Hulshof chucked the detail that had troubled White: Johnson's lawyer centered his defense around a false and absurd scenario that was promptly destroyed by a prosecutor simply reading from a police report.

Orrin Hatch beamed over Hulshof's "expert" testimony. And Hulshof argued with the Democrats, debating with Charles Schumer (but not before a cloying "I appreciated the two years that we had to serve together in the United States House") and cramming in the last word on Richard Durbin. We have seen Missouri's political future, and it's the blabby young representative from Columbia.

"The favored witnesses were allowed to ramble on," says Woods. "Our panel was supposed to get questions immediately. Instead, at the insistence of Republicans, [Hulshof and Oklahoma Representative J.C. Watts] were put on with unlimited time to counter what we were saying."

Woods says Ashcroft's testimony was "at the very least incredibly evasive.
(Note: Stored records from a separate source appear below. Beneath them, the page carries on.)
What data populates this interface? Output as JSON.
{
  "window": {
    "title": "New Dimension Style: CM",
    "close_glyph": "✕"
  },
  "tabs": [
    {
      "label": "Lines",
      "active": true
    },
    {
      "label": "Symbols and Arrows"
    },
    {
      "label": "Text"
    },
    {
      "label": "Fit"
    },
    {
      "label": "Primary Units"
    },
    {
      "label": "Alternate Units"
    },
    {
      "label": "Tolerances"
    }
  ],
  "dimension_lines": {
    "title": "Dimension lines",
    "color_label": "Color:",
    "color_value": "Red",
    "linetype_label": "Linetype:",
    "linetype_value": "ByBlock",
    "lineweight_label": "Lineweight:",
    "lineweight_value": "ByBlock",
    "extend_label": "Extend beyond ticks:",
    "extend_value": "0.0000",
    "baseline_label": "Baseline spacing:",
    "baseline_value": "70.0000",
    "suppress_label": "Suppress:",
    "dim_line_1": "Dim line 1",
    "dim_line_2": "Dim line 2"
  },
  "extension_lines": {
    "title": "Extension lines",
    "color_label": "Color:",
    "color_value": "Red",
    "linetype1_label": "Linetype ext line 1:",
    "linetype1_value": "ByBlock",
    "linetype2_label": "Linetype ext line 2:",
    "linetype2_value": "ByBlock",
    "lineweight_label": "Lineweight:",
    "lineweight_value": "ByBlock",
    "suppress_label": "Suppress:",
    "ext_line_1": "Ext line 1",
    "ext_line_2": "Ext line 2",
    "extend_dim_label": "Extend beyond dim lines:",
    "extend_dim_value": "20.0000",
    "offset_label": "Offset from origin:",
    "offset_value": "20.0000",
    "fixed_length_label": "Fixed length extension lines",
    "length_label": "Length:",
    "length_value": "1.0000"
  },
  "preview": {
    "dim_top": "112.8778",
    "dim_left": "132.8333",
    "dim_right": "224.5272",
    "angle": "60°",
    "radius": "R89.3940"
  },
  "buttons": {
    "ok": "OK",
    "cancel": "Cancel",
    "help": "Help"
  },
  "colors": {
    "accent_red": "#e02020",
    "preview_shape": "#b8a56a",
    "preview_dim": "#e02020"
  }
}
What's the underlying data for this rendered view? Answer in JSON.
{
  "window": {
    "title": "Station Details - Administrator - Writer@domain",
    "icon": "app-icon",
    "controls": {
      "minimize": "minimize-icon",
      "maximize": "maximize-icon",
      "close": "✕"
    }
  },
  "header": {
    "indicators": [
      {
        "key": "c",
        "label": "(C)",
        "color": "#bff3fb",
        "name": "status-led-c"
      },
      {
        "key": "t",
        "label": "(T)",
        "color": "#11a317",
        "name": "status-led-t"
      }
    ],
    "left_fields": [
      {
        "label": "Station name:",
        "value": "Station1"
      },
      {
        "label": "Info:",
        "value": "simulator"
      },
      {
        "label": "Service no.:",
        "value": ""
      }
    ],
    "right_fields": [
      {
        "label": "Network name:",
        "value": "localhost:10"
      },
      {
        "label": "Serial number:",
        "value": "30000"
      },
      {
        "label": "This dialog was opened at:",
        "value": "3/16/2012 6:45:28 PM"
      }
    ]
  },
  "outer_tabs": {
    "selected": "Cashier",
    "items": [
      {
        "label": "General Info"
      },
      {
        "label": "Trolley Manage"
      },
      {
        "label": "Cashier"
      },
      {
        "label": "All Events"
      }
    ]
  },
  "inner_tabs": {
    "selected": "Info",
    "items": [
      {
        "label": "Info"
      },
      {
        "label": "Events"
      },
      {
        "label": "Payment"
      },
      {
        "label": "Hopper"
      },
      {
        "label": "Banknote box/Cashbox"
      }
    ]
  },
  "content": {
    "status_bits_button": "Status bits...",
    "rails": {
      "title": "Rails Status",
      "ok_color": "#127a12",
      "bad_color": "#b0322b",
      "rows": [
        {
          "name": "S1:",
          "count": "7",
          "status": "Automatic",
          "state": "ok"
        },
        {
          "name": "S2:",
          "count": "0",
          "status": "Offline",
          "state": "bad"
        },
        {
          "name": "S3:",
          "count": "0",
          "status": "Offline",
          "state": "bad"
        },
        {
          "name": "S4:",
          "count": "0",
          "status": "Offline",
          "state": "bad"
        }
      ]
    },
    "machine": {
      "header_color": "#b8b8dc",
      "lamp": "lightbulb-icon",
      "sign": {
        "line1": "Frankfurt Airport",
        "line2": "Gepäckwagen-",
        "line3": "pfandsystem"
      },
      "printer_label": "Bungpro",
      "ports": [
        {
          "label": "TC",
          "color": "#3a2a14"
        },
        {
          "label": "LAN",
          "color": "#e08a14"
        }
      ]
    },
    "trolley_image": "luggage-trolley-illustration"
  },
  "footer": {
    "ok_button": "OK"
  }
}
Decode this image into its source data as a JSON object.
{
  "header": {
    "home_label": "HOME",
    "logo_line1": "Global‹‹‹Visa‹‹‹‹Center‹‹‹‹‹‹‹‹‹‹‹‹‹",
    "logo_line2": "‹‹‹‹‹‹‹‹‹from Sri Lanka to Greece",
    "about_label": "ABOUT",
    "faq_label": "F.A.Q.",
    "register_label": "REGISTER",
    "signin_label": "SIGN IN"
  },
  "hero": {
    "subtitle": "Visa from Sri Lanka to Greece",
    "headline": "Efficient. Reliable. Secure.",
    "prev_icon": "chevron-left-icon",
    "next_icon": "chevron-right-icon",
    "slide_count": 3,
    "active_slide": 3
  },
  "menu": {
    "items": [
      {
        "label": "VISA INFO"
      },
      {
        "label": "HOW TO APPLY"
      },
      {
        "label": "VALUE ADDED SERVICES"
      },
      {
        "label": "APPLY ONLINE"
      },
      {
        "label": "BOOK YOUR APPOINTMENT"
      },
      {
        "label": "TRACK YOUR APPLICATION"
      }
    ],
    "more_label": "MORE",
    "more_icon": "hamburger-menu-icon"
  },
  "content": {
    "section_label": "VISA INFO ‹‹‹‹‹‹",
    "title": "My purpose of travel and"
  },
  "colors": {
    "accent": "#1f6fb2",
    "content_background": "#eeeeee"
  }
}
Ashcroft has not told the truth -- blatantly in a number of areas." She cites his claim that he didn't know about Bob Jones University's widely publicized racist policies before giving a commencement speech there, his disingenuous reasons for opposing Ronnie White, and his insulting argument that the state shouldn't be held liable for desegregation. "That's astonishing for anyone who knows Missouri's history of state-imposed segregated schools and resistance to providing resources to urban schools," she says. "He never would, in the whole long testimony, admit that he had done anything for (any reason) other than valuable and disinterested purposes. For people in Missouri, that's embarrassing."

For Woods, who lost a 1982 Senate race to John Danforth by less than 1 percent, the fact that Ashcroft was elevated "to a hero status" for not contesting his loss to Carnahan is especially ridiculous. "As people in Missouri know, although sympathy turned out a larger number, long before Carnahan's death thousands of moderate Republicans and independents had made it clear they would never vote for Ashcroft again because of his increasingly extreme actions in his attempt to become the religious right's presidential candidate." His concession, she says, was simply "another reflection of his political expediency."

At press time, Ashcroft was certain to be confirmed. That wasn't what Missouri wanted. Missouri wanted to send Jean Carnahan to the Senate and John Ashcroft home to write gospel songs at his own private piano.